Martial ne le comprenait que trop, une fois son identité constatée, on chercherait les raisons de sa présence à la Poivrière, on ne tarderait pas à les découvrir, on arriverait jusqu’à la duchesse, et alors le crime de la Borderie émergerait des ténèbres du passé.

C’était la cour d’assises, la maison centrale, un scandale effroyable, le déshonneur, une honte éternelle…

Et sa puissance d’autrefois, loin de le protéger, l’écrasait. Qui donc l’avait remplacé aux affaires ? Ses adversaires politiques, et parmi eux deux ennemis personnels à qui il avait infligé de ces atroces blessures d’amour-propre qui jamais ne se cicatrisent. Quelle occasion de vengeance pour eux !…

À cette idée d’une flétrissure ineffaçable, imprimée à ce grand nom de Sairmeuse, qui avait été sa force et sa gloire, sa tête s’égarait.

— Mon Dieu !… murmurait-il, inspirez-moi… Comment sauver l’honneur du nom !

Il ne vit qu’une chance de salut : mourir, se suicider dans ce cabanon. On le prenait encore pour un de ces gredins qui hantent les banlieues ; mort, on ne s’inquiéterait que médiocrement de son identité.

— Allons !… il le faut ! se dit-il.

Déjà il cherchait comment accomplir son dessein, quand il entendit un grand mouvement, à côté, dans le poste, des trépignements et des éclats de rire.

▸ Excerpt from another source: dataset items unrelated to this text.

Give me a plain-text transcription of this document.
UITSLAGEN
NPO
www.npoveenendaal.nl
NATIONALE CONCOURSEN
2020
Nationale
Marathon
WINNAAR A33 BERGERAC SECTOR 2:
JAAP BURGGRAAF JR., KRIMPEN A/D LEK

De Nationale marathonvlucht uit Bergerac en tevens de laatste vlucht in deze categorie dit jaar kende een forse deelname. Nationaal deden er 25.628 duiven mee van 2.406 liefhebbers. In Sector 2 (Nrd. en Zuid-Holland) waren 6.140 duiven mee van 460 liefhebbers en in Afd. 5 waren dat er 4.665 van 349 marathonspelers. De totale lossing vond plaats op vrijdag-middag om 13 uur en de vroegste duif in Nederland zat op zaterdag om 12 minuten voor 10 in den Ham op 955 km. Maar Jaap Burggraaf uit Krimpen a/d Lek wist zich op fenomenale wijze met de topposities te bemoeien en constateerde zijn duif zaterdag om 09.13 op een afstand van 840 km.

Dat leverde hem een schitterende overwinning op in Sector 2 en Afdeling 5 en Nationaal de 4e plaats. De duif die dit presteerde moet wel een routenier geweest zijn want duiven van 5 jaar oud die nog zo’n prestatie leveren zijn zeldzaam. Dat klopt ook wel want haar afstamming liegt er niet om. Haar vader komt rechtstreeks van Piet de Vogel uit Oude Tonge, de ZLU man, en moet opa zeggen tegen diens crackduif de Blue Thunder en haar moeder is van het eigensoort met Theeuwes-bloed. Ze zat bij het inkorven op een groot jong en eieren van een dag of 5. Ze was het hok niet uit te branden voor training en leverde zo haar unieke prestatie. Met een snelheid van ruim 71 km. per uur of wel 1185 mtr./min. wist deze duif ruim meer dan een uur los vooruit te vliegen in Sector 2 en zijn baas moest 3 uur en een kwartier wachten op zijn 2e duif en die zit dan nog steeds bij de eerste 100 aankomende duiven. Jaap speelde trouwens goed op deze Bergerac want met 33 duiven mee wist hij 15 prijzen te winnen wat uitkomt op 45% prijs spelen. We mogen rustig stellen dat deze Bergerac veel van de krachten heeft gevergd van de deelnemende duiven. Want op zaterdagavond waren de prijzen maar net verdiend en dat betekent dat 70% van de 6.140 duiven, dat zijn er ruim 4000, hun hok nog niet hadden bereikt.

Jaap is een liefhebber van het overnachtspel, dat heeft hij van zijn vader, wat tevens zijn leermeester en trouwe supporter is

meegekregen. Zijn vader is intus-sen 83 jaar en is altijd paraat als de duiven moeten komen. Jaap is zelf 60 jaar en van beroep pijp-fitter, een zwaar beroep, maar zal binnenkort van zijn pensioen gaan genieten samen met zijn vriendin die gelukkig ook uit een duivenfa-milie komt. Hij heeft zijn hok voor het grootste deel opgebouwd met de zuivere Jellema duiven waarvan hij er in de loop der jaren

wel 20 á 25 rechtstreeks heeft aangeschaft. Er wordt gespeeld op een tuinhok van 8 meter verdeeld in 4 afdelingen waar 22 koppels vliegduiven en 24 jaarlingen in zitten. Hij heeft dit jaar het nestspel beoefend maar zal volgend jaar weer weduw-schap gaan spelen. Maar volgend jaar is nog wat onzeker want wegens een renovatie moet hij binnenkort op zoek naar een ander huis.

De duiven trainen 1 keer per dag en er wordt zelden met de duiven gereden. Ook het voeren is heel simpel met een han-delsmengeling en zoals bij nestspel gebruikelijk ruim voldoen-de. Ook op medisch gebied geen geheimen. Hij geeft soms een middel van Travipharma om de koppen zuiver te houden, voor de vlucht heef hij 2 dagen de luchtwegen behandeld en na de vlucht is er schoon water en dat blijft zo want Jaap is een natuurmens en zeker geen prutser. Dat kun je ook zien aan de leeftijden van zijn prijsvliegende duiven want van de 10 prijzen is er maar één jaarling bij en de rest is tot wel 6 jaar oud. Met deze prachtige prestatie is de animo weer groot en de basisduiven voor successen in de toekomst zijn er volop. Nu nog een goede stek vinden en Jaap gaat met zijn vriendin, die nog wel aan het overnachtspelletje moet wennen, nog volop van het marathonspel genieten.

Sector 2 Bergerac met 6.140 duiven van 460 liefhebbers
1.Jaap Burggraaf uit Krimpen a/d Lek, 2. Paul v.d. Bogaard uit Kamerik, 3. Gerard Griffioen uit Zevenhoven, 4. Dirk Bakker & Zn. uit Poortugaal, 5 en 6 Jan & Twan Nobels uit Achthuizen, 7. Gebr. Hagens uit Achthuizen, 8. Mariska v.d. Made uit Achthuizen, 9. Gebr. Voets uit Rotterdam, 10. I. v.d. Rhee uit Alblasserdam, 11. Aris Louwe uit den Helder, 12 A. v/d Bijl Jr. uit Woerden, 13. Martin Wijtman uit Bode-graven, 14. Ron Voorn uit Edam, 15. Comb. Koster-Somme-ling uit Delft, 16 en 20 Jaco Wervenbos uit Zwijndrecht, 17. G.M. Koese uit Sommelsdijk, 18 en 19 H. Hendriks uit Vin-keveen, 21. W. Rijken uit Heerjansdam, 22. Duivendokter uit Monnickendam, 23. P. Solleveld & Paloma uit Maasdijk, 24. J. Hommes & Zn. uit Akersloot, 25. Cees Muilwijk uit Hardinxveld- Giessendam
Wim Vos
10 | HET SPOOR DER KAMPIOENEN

La porte du violon s’ouvrit, et les sergents de ville y poussèrent un homme qui fit deux ou trois pas, chancela, tomba lourdement à terre, et presque aussitôt se mit à rouler. Ce n’était qu’un ivrogne…

Cependant un rayon d’espoir illuminait le cœur de Martial. En cet ivrogne, il avait reconnu Otto, déguisé, presque méconnaissable.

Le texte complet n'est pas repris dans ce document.